The supply that has arrived lately has been manageable. Market participants appear to have money and be spending in the primary market, traders said.

Morgan Stanley kicked off the week for the negotiated market as it priced for retail $550 million of New York City TFA building aid revenue bonds. The bonds were rated Aa3 by Moody’s Investors Service and AA-minus by Standard & Poor’s and Fitch Ratings.

Yields range from 0.92% with a 2.00% coupon in 2014 to 4.55% with a 4.50% coupon in 2041. Debt maturing in 2013 was offered in a sealed bid.

Credits maturing in 2023 through 2027 and in 2032, 2033, and 2037 were not offered for retail.

A second retail offer period is expected Tuesday; institutional investors should have a shot at the bonds starting Wednesday.

The New York market will likely be watching the deal closely, a trader from New Jersey said, as it is expected to reprice comparable credits. And the deal reaches a market that has recently grown hungry to put money to work.

On the plus side, the TFA is a decent-trading name, a trader in New York said. The coupons arrived mixed, he added.

“It’s pick and choose your maturities,” the trader said. “The coupons are a little big for some retail investors on some ends. And then on some, it’s not so bad. Overall, I think they’ll do OK on the deal. There are a few maturities on the longer end that look attractive, that people will jump on. That’s a good sign.” The city was not able to respond by press time.

Siebert, Brandford Shank & Co. priced $387 million of DeKalb County, Ga., second-resolution water and sewer revenue bonds. The bonds are rated Aa3 by Moody’s and A-plus by Standard & Poor’s.

Yields range from 1.04% with coupons of 2.00% and 4.00% in a split maturity in 2014 to 4.72% with a 5.25% coupon in 2041. At repricing, yields fell between two and five basis points throughout the curve.

Citi analysts in a research report recognize how investors are showing negative demand for long-term debt, resulting in an increase in the 10-year to 30-year slope.

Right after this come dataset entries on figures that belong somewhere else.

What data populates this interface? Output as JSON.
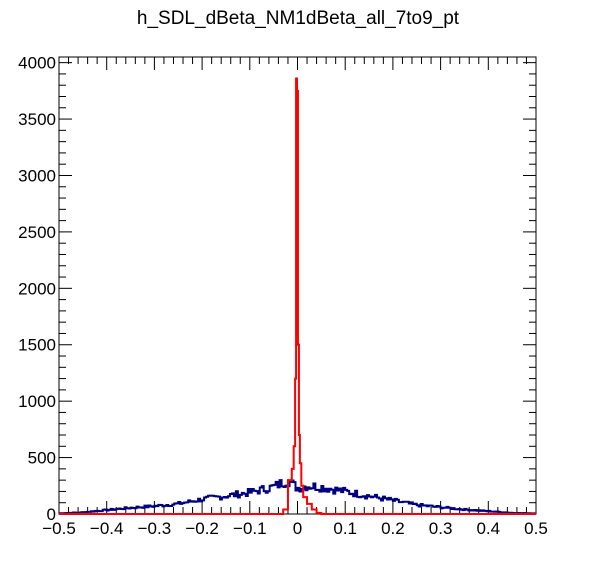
{
  "chart_data": {
    "type": "line",
    "title": "h_SDL_dBeta_NM1dBeta_all_7to9_pt",
    "xlabel": "",
    "ylabel": "",
    "xlim": [
      -0.5,
      0.5
    ],
    "ylim": [
      0,
      4050
    ],
    "xticks": [
      -0.5,
      -0.4,
      -0.3,
      -0.2,
      -0.1,
      0,
      0.1,
      0.2,
      0.3,
      0.4,
      0.5
    ],
    "xtick_labels": [
      "−0.5",
      "−0.4",
      "−0.3",
      "−0.2",
      "−0.1",
      "0",
      "0.1",
      "0.2",
      "0.3",
      "0.4",
      "0.5"
    ],
    "yticks": [
      0,
      500,
      1000,
      1500,
      2000,
      2500,
      3000,
      3500,
      4000
    ],
    "ytick_labels": [
      "0",
      "500",
      "1000",
      "1500",
      "2000",
      "2500",
      "3000",
      "3500",
      "4000"
    ],
    "grid": false,
    "series": [
      {
        "color": "#000080",
        "style": "step",
        "x": [
          -0.5,
          -0.45,
          -0.4,
          -0.35,
          -0.3,
          -0.25,
          -0.2,
          -0.15,
          -0.1,
          -0.05,
          -0.02,
          0,
          0.02,
          0.05,
          0.1,
          0.15,
          0.2,
          0.25,
          0.3,
          0.35,
          0.4,
          0.45,
          0.5
        ],
        "values": [
          5,
          15,
          35,
          55,
          70,
          90,
          130,
          160,
          190,
          240,
          300,
          230,
          250,
          240,
          200,
          160,
          120,
          80,
          60,
          40,
          25,
          10,
          5
        ]
      },
      {
        "color": "#ff0000",
        "style": "step",
        "x": [
          -0.5,
          -0.05,
          -0.03,
          -0.02,
          -0.012,
          -0.008,
          -0.005,
          -0.003,
          -0.001,
          0.001,
          0.003,
          0.005,
          0.008,
          0.012,
          0.02,
          0.03,
          0.04,
          0.05,
          0.5
        ],
        "values": [
          0,
          0,
          40,
          300,
          400,
          600,
          1200,
          3860,
          3750,
          1500,
          700,
          450,
          250,
          150,
          90,
          40,
          10,
          0,
          0
        ]
      }
    ]
  }
}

“The key reason for this shift appear to be strong demand for intermediates from investors extending out from cash or short maturities, even as the long end continues to suffer from a lack of natural buyers,” Citi analysts, led by George Friedlander, wrote. “As tax-exempt supply rebounded in October and November, the long end has been hard pressed to handle the extra volume without moving toward higher yields.